Faut-il se mettre à genoux pour être entendus ? Une jeune femme qui fait des chansons, de la corde raide, et qui a du pouvoir, ne peut pas ne pas tendre la main à un petit cirque tzigane qui se noie.
Chère Carla, j’attends tout de vous. En France, sur les plateaux de télévision, toutes les minorités ont leurs représentants, sauf nous. C’est toujours un homme ou une femme étranger à notre communauté qui parle de notre malheur. Et en parle mal. Mais nous ne sommes pas les seuls invités à se taire. Les poètes sont dans la même situation. Les recueils de poésie qui paraissent en France seraient-ils plus mauvais que les romans ? Comme l’écrit un poète tzigane dont j’ai oublié le nom, la plupart des romans sont moins utiles qu’un cure-dents. Il y a actuellement en France une dizaine de poètes remarquables, notamment la poétesse Lydie Dattas. Malgré plusieurs publications au Mercure de France et chez Gallimard, elle demeure inconnue. Elle vient de publier un livre magnifique qui s’appelle La Foudre (Mercure de France). Quand elle sera morte, on découvrira une poétesse au niveau de Corneille et de Racine…
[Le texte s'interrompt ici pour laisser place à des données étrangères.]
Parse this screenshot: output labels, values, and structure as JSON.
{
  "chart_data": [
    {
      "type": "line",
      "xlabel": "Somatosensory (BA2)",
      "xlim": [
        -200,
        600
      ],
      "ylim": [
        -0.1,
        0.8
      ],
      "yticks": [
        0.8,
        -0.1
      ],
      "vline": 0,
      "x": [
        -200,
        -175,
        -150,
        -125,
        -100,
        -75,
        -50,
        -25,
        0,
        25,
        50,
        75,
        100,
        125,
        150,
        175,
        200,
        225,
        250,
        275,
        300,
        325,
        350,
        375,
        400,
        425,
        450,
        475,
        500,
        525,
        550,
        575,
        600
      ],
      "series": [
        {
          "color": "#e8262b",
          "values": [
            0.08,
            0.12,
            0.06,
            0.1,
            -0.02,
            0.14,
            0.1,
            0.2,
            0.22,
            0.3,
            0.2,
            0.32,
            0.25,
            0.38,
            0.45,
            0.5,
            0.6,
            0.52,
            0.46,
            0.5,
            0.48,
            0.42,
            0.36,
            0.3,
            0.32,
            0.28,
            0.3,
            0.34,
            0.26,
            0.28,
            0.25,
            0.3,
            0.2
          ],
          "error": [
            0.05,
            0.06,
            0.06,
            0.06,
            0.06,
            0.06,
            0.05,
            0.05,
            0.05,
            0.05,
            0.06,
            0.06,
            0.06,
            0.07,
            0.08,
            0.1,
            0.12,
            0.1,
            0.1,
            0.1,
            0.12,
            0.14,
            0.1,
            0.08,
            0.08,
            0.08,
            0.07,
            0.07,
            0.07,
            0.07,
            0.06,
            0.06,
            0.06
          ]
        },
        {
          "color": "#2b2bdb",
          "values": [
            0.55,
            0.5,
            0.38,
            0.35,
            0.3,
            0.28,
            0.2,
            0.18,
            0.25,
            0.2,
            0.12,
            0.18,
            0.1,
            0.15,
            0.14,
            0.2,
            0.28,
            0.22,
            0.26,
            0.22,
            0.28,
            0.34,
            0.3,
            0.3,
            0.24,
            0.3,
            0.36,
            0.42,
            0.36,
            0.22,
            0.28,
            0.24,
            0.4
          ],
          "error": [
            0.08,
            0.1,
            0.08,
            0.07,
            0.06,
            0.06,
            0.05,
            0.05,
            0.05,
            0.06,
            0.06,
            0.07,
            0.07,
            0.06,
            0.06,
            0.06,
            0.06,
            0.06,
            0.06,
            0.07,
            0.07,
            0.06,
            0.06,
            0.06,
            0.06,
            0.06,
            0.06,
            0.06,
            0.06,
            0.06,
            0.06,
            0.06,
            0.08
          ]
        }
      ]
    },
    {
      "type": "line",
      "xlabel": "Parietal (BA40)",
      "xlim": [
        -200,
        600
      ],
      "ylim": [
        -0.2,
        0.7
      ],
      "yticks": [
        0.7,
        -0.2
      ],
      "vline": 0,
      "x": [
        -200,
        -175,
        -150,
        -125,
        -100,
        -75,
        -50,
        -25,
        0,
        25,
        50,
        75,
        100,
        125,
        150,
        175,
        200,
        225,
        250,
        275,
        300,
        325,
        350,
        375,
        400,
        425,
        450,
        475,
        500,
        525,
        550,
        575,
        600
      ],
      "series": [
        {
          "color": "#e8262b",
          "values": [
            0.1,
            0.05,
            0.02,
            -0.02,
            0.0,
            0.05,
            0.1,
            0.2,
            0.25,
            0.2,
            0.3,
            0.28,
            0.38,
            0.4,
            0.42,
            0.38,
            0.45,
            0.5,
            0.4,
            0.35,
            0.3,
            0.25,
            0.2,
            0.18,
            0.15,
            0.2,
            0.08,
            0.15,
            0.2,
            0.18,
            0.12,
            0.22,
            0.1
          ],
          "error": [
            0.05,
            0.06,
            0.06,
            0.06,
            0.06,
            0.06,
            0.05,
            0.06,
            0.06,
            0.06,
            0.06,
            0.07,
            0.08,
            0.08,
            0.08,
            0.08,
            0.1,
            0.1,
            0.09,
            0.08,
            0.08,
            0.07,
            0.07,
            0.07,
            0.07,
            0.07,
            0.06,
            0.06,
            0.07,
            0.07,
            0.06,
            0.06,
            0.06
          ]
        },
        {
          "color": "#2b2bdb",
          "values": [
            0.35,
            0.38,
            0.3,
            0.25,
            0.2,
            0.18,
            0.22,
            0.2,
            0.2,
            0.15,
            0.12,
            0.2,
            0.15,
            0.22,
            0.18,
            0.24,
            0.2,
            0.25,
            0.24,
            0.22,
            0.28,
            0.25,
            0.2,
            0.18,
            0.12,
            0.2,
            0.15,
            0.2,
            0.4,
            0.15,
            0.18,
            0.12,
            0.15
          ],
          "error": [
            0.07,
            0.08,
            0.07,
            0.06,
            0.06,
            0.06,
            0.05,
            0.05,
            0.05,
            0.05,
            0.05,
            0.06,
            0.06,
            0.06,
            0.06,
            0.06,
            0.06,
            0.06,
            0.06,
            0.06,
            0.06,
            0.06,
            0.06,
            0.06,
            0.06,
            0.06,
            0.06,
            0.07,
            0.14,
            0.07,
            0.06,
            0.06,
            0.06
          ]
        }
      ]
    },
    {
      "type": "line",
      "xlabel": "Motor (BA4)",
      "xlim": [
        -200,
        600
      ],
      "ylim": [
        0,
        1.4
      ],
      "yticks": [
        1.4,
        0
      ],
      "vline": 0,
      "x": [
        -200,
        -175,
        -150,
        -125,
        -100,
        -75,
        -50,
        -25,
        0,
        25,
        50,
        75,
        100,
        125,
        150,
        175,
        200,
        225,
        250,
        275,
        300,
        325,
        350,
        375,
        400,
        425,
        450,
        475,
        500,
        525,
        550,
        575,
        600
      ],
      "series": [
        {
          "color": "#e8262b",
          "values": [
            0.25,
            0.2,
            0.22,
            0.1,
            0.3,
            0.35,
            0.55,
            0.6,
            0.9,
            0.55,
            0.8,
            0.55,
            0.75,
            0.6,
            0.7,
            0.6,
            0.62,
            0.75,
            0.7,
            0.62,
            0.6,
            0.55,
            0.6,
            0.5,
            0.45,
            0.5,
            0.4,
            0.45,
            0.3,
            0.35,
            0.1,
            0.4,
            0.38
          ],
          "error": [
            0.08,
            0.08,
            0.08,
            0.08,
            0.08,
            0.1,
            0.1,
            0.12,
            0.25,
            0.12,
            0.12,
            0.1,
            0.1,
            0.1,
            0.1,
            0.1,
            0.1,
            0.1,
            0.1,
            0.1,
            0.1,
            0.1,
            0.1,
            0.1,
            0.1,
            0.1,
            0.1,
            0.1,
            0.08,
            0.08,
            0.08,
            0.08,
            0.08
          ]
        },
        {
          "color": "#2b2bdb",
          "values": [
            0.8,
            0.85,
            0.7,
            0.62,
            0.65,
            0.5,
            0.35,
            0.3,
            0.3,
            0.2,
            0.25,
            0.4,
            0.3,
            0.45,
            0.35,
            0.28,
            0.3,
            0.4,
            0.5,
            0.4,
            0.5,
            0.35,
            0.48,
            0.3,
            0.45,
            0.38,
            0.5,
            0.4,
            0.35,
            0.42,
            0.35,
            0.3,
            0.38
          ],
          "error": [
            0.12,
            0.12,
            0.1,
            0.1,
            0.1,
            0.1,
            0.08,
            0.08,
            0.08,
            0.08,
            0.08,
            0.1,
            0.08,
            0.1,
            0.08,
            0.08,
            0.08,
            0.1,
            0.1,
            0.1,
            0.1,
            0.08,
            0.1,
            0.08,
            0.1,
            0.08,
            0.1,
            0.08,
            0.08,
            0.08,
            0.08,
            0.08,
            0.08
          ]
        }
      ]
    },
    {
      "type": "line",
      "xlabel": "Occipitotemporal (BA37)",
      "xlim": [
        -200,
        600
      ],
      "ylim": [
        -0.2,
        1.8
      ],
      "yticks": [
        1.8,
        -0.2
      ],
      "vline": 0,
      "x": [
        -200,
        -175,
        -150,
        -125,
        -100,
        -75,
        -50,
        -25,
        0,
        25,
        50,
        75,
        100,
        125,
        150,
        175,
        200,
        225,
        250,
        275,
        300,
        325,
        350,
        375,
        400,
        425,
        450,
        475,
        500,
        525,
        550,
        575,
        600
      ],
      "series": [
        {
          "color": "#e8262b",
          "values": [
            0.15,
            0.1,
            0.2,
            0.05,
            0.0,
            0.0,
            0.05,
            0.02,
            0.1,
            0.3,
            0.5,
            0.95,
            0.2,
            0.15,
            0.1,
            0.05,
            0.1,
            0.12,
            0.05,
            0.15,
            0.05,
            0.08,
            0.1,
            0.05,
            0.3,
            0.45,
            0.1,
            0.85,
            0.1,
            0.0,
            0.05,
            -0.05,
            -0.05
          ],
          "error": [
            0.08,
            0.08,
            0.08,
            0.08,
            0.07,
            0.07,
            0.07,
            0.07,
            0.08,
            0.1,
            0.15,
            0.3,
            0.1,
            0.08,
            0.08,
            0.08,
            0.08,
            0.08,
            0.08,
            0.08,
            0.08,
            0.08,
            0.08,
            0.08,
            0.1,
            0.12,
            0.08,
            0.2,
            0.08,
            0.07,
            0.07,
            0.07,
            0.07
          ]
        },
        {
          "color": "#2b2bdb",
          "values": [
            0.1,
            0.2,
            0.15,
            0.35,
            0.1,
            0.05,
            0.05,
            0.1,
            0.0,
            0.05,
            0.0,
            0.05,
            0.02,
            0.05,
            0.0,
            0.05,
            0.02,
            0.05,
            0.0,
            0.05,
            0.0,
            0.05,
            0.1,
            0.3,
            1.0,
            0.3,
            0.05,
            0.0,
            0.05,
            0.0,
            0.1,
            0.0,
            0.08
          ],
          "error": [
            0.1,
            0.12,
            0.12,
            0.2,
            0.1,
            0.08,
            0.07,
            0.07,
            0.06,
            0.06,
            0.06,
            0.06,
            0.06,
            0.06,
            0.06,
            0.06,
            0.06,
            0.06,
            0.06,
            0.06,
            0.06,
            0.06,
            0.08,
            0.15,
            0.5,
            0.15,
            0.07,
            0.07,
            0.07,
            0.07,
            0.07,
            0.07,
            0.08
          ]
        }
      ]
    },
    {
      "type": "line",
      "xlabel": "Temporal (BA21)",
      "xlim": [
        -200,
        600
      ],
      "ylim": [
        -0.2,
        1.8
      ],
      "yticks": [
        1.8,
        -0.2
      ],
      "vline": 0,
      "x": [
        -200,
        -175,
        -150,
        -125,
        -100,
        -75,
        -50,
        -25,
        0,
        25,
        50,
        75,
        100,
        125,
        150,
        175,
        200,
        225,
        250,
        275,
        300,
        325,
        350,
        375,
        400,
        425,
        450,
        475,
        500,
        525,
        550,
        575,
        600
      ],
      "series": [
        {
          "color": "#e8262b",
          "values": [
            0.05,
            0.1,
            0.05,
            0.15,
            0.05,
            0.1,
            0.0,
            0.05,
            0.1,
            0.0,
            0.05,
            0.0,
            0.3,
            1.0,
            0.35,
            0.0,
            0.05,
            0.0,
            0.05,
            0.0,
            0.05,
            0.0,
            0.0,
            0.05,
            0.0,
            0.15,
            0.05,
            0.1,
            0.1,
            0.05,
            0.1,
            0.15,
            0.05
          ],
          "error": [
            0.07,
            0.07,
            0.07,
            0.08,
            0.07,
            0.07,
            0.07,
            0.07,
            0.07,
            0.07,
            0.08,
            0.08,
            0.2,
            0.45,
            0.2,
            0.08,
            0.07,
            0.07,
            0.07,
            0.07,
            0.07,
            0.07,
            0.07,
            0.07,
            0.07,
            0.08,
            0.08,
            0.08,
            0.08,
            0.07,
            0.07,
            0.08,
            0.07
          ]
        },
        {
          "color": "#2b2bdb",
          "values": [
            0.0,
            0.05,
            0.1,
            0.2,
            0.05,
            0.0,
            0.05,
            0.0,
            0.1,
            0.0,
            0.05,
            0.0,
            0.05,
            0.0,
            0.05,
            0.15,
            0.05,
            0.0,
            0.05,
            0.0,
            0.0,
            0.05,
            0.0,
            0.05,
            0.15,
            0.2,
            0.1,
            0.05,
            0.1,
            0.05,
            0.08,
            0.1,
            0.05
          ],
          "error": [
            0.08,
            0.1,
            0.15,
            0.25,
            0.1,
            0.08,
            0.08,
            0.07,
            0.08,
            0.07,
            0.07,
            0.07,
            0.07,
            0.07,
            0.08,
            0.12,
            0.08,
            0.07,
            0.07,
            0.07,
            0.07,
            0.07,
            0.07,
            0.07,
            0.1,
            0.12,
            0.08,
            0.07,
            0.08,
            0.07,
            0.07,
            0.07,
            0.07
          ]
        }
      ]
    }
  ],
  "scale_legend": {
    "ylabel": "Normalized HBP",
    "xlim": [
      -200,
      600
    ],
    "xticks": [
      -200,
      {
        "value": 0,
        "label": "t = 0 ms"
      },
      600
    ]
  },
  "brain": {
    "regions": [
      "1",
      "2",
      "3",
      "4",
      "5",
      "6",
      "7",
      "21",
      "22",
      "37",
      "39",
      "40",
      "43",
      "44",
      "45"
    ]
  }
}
Dans ce pays, les grands moyens d’information existent, mais ils sont asphyxiés par l’Audimat, le politiquement correct, le vedettariat et les débiles mentaux. L’immense poète Jean Grosjean n’a jamais eu une heure de télévision. Mais des crétins qui se disent écrivains ont des centaines d’heures. On vient de fêter le centenaire de la naissance d’un autre grand poète, Jean Genet. Heureusement, France Culture lui a consacré plusieurs émissions et Laure Adler l’a royalement servi. Mais pour des raisons obscures, les médias font comme si ce poète n’avait jamais existé. On entend régulièrement des médiocres dire : » Il n’y a plus d’artistes en France. » Si le milieu artistique se résume à ce que nous montrent les chaînes de télévision, effectivement, il n’y a pas grand-chose.
La Bible dit : » Au commencement était le Verbe. » Pour les tribus tziganes et gitanes et pour les poètes, il n’y a pas de commencement. p
Alexandre Romanès
Luthiste baroque, poète et directeur de cirque
Né en 1951, Alexandre Romanès est issu d’une grande famille du cirque, dont il s’éloigne à l’âge de 25 ans afin de retrouver la culture gitane. Poète salué par Jean Grosjean ou Christian Bobin, il a publié, aux éditions Gallimard, » Paroles perdues » (2004) et » Sur l’épaule de l’ange » (2010). Il dirige le Cirque tsigane, composé de Gitans et accompagné d’un orchestre venu des Balkans.